Es liegt im Interesse des Finanzplatzes Deutschland, daß an seinen Börsen auch möglichst viele Wertpapiere ausländischer Emittenten notiert und gehandelt werden. Auch erscheint es geboten, die berechtigten Interessen ausländischer Emittenten im Rahmen der Verpflichtung nach § 15 entsprechend zu berücksichtigen. Die vorgesehene Änderung ermöglicht dem BAWe daher, Emittenten mit Sitz im Ausland unter bestimmten Voraussetzungen generell (z. B. im Rahmen einer Verlautbarung) oder im Einzelfall zu gestatten, die Mitteilungen nach Absatz 2 Satz 1 gleichzeitig mit der Veröffentlichung nach Absatz 1 Satz 1 vorzunehmen.
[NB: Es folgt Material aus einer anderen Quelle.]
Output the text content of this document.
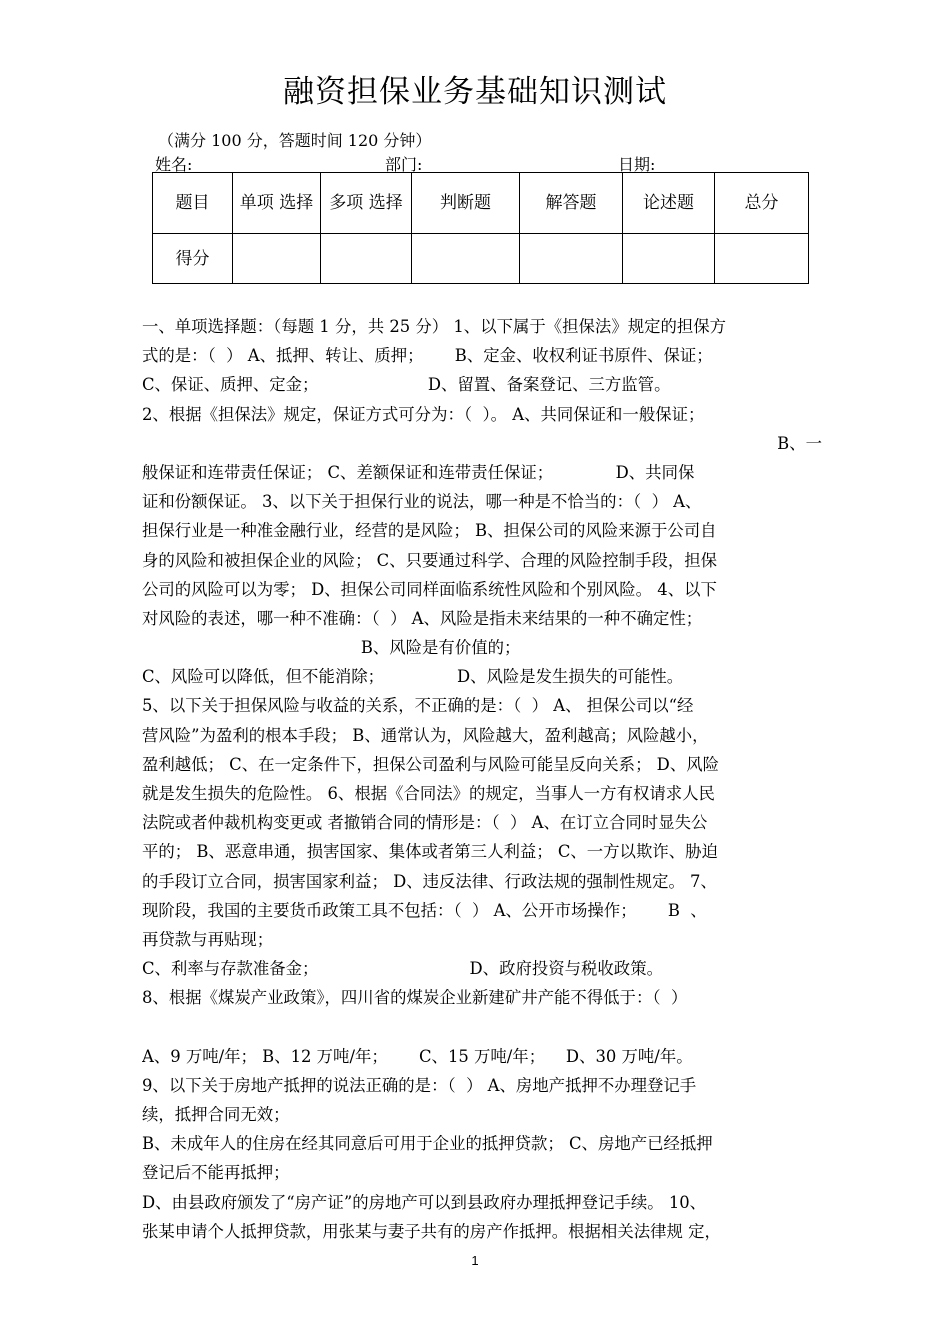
融资担保业务基础知识测试
（满分 100 分，答题时间 120 分钟）
姓名:	部门:	日期:
题目	单项 选择	多项 选择	判断题	解答题	论述题	总分
得分						
一、单项选择题：（每题 1 分，共 25 分） 1、以下属于《担保法》规定的担保方
式的是：（  ） A、抵押、转让、质押；      B、定金、收权利证书原件、保证；
C、保证、质押、定金；                     D、留置、备案登记、三方监管。
2、根据《担保法》规定，保证方式可分为：（  ）。 A、共同保证和一般保证；
B、一
般保证和连带责任保证； C、差额保证和连带责任保证；            D、共同保
证和份额保证。 3、以下关于担保行业的说法，哪一种是不恰当的：（  ） A、
担保行业是一种准金融行业，经营的是风险； B、担保公司的风险来源于公司自
身的风险和被担保企业的风险； C、只要通过科学、合理的风险控制手段，担保
公司的风险可以为零； D、担保公司同样面临系统性风险和个别风险。 4、以下
对风险的表述，哪一种不准确：（  ） A、风险是指未来结果的一种不确定性；
B、风险是有价值的；
C、风险可以降低，但不能消除；              D、风险是发生损失的可能性。
5、以下关于担保风险与收益的关系，不正确的是：（  ） A、 担保公司以“经
营风险”为盈利的根本手段； B、通常认为，风险越大，盈利越高；风险越小，
盈利越低； C、在一定条件下，担保公司盈利与风险可能呈反向关系； D、风险
就是发生损失的危险性。 6、根据《合同法》的规定，当事人一方有权请求人民
法院或者仲裁机构变更或 者撤销合同的情形是：（  ） A、在订立合同时显失公
平的； B、恶意串通，损害国家、集体或者第三人利益； C、一方以欺诈、胁迫
的手段订立合同，损害国家利益； D、违反法律、行政法规的强制性规定。 7、
现阶段，我国的主要货币政策工具不包括：（  ） A、公开市场操作；      B  、
再贷款与再贴现；
C、利率与存款准备金；                             D、政府投资与税收政策。
8、根据《煤炭产业政策》，四川省的煤炭企业新建矿井产能不得低于：（  ）
A、9 万吨/年； B、12 万吨/年；      C、15 万吨/年；    D、30 万吨/年。
9、以下关于房地产抵押的说法正确的是：（  ） A、房地产抵押不办理登记手
续，抵押合同无效；
B、未成年人的住房在经其同意后可用于企业的抵押贷款； C、房地产已经抵押
登记后不能再抵押；
D、由县政府颁发了“房产证”的房地产可以到县政府办理抵押登记手续。 10、
张某申请个人抵押贷款，用张某与妻子共有的房产作抵押。根据相关法律规 定，
1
Ausländischen Emittenten wird so die Möglichkeit eröffnet, ihre Verpflichtung zur Information der inländischen Börsen und des BAWe durch eine einmalige Unterrichtung dieser Stellen, die nicht vor einer Veröffentlichung im Inland oder in dem jeweiligen Heimatstaat erfolgen muß, zu erfüllen. Hierdurch wird der besonderen Situation ausländischer Emittenten Rechnung getragen, die bei der Veröffentlichung kursrelevanter Tatsachen im Gegensatz zu deutschen Emittenten nicht nur die Verfahrensvorschriften ihrer Heimatbörse bzw. ihres Heimatstaates einzuhalten haben, sondern darüber hinaus auch die nicht immer damit übereinstimmenden deutschen Regeln.
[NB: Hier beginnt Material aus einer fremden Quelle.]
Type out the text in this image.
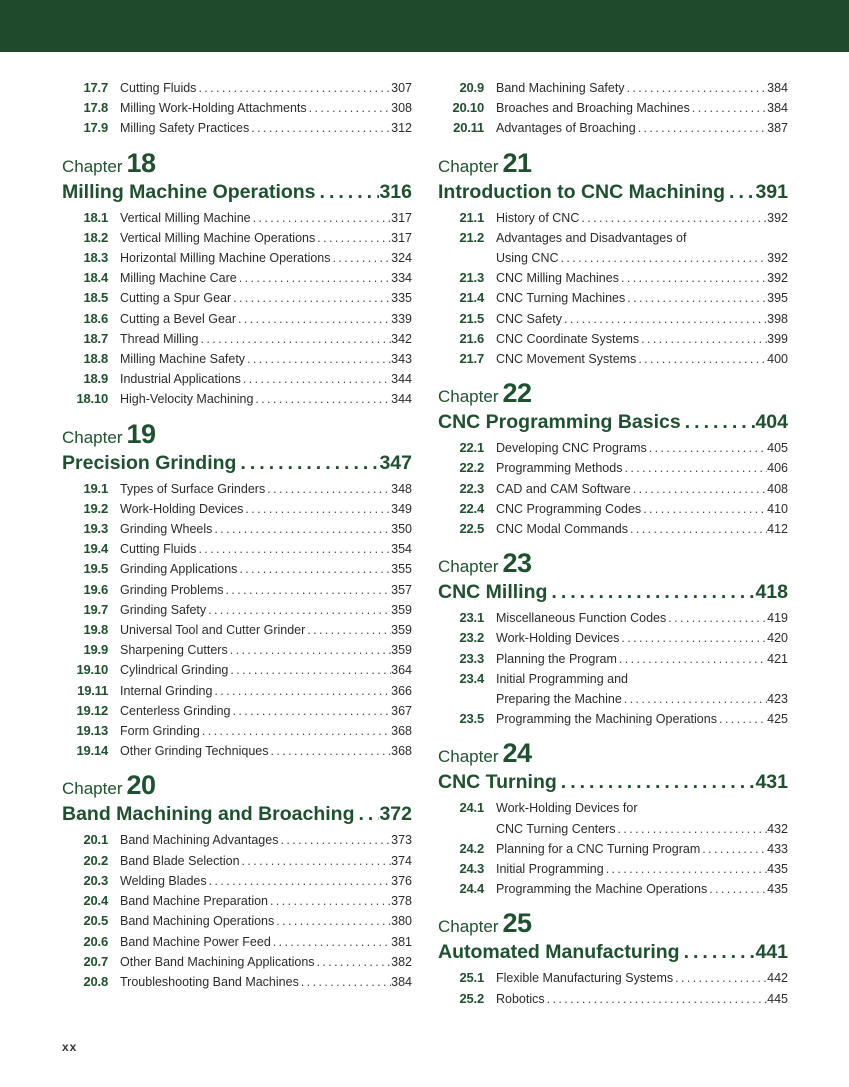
17.7 Cutting Fluids .....	307
17.8 Milling Work-Holding Attachments .....	308
17.9 Milling Safety Practices .....	312
Chapter 18
Milling Machine Operations .....	316
18.1 Vertical Milling Machine .....	317
18.2 Vertical Milling Machine Operations .....	317
18.3 Horizontal Milling Machine Operations .....	324
18.4 Milling Machine Care .....	334
18.5 Cutting a Spur Gear .....	335
18.6 Cutting a Bevel Gear .....	339
18.7 Thread Milling .....	342
18.8 Milling Machine Safety .....	343
18.9 Industrial Applications .....	344
18.10 High-Velocity Machining .....	344
Chapter 19
Precision Grinding .....	347
19.1 Types of Surface Grinders .....	348
19.2 Work-Holding Devices .....	349
19.3 Grinding Wheels .....	350
19.4 Cutting Fluids .....	354
19.5 Grinding Applications .....	355
19.6 Grinding Problems .....	357
19.7 Grinding Safety .....	359
19.8 Universal Tool and Cutter Grinder .....	359
19.9 Sharpening Cutters .....	359
19.10 Cylindrical Grinding .....	364
19.11 Internal Grinding .....	366
19.12 Centerless Grinding .....	367
19.13 Form Grinding .....	368
19.14 Other Grinding Techniques .....	368
Chapter 20
Band Machining and Broaching ..... 372
20.1 Band Machining Advantages .....	373
20.2 Band Blade Selection .....	374
20.3 Welding Blades .....	376
20.4 Band Machine Preparation .....	378
20.5 Band Machining Operations .....	380
20.6 Band Machine Power Feed .....	381
20.7 Other Band Machining Applications .....	382
20.8 Troubleshooting Band Machines .....	384
20.9 Band Machining Safety .....	384
20.10 Broaches and Broaching Machines .....	384
20.11 Advantages of Broaching .....	387
Chapter 21
Introduction to CNC Machining ..... 391
21.1 History of CNC .....	392
21.2 Advantages and Disadvantages of
Using CNC .....	392
21.3 CNC Milling Machines .....	392
21.4 CNC Turning Machines .....	395
21.5 CNC Safety .....	398
21.6 CNC Coordinate Systems .....	399
21.7 CNC Movement Systems .....	400
Chapter 22
CNC Programming Basics .....	404
22.1 Developing CNC Programs .....	405
22.2 Programming Methods .....	406
22.3 CAD and CAM Software .....	408
22.4 CNC Programming Codes .....	410
22.5 CNC Modal Commands .....	412
Chapter 23
CNC Milling .....	418
23.1 Miscellaneous Function Codes .....	419
23.2 Work-Holding Devices .....	420
23.3 Planning the Program .....	421
23.4 Initial Programming and
Preparing the Machine .....	423
23.5 Programming the Machining Operations .....	425
Chapter 24
CNC Turning .....	431
24.1 Work-Holding Devices for
CNC Turning Centers .....	432
24.2 Planning for a CNC Turning Program .....	433
24.3 Initial Programming .....	435
24.4 Programming the Machine Operations .....	435
Chapter 25
Automated Manufacturing .....	441
25.1 Flexible Manufacturing Systems .....	442
25.2 Robotics .....	445
xx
Voraussetzung für die Gestattung ist, daß hierdurch die Entscheidung der Geschäftsführungen der Börsen über die Aussetzung oder Einstellung der Feststellung des Börsenpreises nicht beeinträchtigt wird. Die Einschränkung berücksichtigt die unterschiedliche Verwaltungspraxis bei inländischen und ausländischen Emittenten. Bei inländischen Unternehmen soll die Vorabinformation die Geschäftsführungen der Börsen in die Lage versetzen, rechtzeitig vor einer Veröffentlichung der Nachricht über eine Aussetzung oder Einstellung der Feststellung des Börsenpreises zu entscheiden. Demgegenüber richten sich die Geschäftsführungen der Börsen bei der Entscheidung über die Kursaussetzung oder -einstellung von Wertpapieren ausländischer Unternehmen in aller Regel nach der Entscheidung der jeweiligen ausländischen Heimatbörse, die das betroffene Unternehmen und die potentiellen Auswirkungen der Nachricht auf den Markt wesentlich besser beurteilen kann. Sofern ausländische Börsen die entsprechenden Informationen unverzüglich den deutschen Börsen übermitteln, an denen Wertpapiere der ausländischen Unternehmen notiert werden, kann daher auf eine Vorabübermittlung der Nachrichten verzichtet werden, ohne daß hiermit die Tätigkeit der Börsen und ihrer Organe beeinträchtigt wäre.
Zu Buchstabe c
Die Ergänzung des Absatzes 4 stellt klar, daß ausländische Emittenten keinen weiteren Informationspflichten nach diesem Absatz unterliegen, sofern das BAWe nach Absatz 2 Satz 3 gestattet hat, daß Mitteilungen nach Absatz 2 Satz 1 gleichzeitig mit der Veröffentlichung erfolgen können. Da in diesem Fall Mitteilung und Veröffentlichung zeitgleich erfolgen, ist eine gesonderte Übersendung der Veröffentlichung, die mit der Mitteilung inhaltlich identisch ist, überflüssig. Auf eine gesonderte Übersendung der Veröffentlichung wird daher verzichtet.